Five classes is the minimum: public, internal, confidential, restricted, and regulated. Most regulated enterprises split the regulated class into PII, PHI, NPI, and trade-secret. The classification has to be evaluated on the assembled prompt at the request layer, not on the source document. The action set attached to each class is the operational rule the proxy enforces: permit, redact, permit-with-warning, block, block-and-escalate. Going beyond five top-level classes makes the runtime classifier harder to maintain without materially changing the action set.

How does retrieval-augmented generation affect data governance?

Retrieval-augmented generation expands the data governance surface because the prompt is assembled from multiple sources at runtime. The user query may be unclassified. The retrieved context from the vector store may be regulated. The system prompt may include sensitive operational instructions. The proxy classifies the assembled prompt rather than the individual fragments, because the model sees the assembled artifact and the auditor asks about what the model saw. The lineage record captures which sources contributed which fragments, which lets the auditor trace the regulated content back to its source on demand.

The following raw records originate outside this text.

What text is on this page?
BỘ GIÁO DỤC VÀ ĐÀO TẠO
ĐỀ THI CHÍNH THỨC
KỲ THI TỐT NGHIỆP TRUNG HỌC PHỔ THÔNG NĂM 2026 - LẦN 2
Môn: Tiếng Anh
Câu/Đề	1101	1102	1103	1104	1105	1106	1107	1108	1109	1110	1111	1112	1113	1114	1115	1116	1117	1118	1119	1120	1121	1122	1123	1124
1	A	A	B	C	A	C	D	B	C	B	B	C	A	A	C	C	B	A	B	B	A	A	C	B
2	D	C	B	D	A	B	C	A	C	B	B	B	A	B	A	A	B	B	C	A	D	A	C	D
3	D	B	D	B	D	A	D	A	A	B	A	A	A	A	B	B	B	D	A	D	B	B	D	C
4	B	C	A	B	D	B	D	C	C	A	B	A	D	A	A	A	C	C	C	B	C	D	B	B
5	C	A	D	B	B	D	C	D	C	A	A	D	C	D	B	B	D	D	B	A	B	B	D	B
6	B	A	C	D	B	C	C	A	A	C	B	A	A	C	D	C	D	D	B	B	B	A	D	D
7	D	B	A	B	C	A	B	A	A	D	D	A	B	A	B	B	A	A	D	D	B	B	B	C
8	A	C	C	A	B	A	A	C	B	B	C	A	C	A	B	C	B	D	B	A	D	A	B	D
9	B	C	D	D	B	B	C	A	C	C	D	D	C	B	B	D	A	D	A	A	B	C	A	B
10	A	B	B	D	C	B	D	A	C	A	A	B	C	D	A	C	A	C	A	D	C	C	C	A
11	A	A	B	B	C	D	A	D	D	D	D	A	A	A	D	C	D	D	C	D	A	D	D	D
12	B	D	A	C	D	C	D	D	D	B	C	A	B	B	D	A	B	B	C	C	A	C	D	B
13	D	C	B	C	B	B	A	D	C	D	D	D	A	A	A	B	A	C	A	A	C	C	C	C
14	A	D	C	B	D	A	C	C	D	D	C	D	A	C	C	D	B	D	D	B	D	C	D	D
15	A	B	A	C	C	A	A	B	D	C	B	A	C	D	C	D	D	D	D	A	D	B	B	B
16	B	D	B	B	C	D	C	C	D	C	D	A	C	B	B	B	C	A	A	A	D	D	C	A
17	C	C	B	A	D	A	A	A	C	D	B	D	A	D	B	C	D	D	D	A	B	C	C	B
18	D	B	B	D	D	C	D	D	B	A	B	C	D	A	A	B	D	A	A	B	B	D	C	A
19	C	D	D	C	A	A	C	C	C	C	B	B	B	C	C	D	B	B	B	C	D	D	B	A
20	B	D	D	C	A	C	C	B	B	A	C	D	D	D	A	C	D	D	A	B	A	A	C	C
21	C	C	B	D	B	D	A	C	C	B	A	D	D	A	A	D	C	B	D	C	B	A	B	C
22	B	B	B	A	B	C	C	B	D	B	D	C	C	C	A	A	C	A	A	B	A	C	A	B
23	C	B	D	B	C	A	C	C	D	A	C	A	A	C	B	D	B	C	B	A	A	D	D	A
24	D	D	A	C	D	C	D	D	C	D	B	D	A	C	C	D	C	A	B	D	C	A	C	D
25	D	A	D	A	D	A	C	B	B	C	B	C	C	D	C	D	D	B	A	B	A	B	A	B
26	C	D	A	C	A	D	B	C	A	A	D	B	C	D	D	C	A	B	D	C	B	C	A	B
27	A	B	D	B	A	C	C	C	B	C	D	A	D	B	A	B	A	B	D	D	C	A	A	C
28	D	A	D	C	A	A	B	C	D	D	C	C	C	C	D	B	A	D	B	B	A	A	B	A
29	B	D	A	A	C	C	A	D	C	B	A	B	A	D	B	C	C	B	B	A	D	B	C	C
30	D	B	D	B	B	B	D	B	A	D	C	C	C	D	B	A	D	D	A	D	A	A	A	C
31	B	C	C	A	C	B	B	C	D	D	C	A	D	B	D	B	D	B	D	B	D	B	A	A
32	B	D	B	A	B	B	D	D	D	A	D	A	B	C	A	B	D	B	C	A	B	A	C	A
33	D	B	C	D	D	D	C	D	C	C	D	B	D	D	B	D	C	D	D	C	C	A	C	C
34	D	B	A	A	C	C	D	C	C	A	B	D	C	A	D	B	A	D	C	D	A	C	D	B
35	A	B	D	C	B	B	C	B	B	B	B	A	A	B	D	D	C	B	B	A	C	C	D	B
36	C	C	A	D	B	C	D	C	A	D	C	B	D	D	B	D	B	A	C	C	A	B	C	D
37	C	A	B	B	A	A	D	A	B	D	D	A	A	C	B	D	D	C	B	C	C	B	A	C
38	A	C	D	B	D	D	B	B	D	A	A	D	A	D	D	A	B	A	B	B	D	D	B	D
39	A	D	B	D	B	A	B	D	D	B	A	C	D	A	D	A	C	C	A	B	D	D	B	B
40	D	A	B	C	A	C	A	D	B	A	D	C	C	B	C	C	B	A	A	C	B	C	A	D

How do you govern data flowing through vendor SaaS that uses AI?

Vendor SaaS that embeds AI calls under the hood requires contractual flow-down of the data governance obligation. The procurement contract has to require the vendor to produce per-decision records of AI usage on the deployer's data and to disclose those records on request. The vendor's SOC 2 attestation does not satisfy the operational obligation; the deployer needs the per-decision records. In the absence of vendor-side records, the deployer's runtime proxy can intercept the SaaS-to-model traffic if the SaaS is deployed inside the corporate network, but the more common pattern is to require the vendor to expose its own AI request audit endpoint to the deployer.

Does prompt-level classification slow down model requests?

The classification adds processing on the request path. End-to-end enforcement overhead measures under 50 ms in production tests from internal DeepInspect testing. LLM inference takes 500 ms to 5 seconds depending on model and prompt length, so the classification overhead is invisible relative to the model's response time. The runtime classifier is designed to fail fast on common cases and apply heavier model-based detectors only when the prompt content warrants it. The math favors inline classification because the model latency dominates the request budget.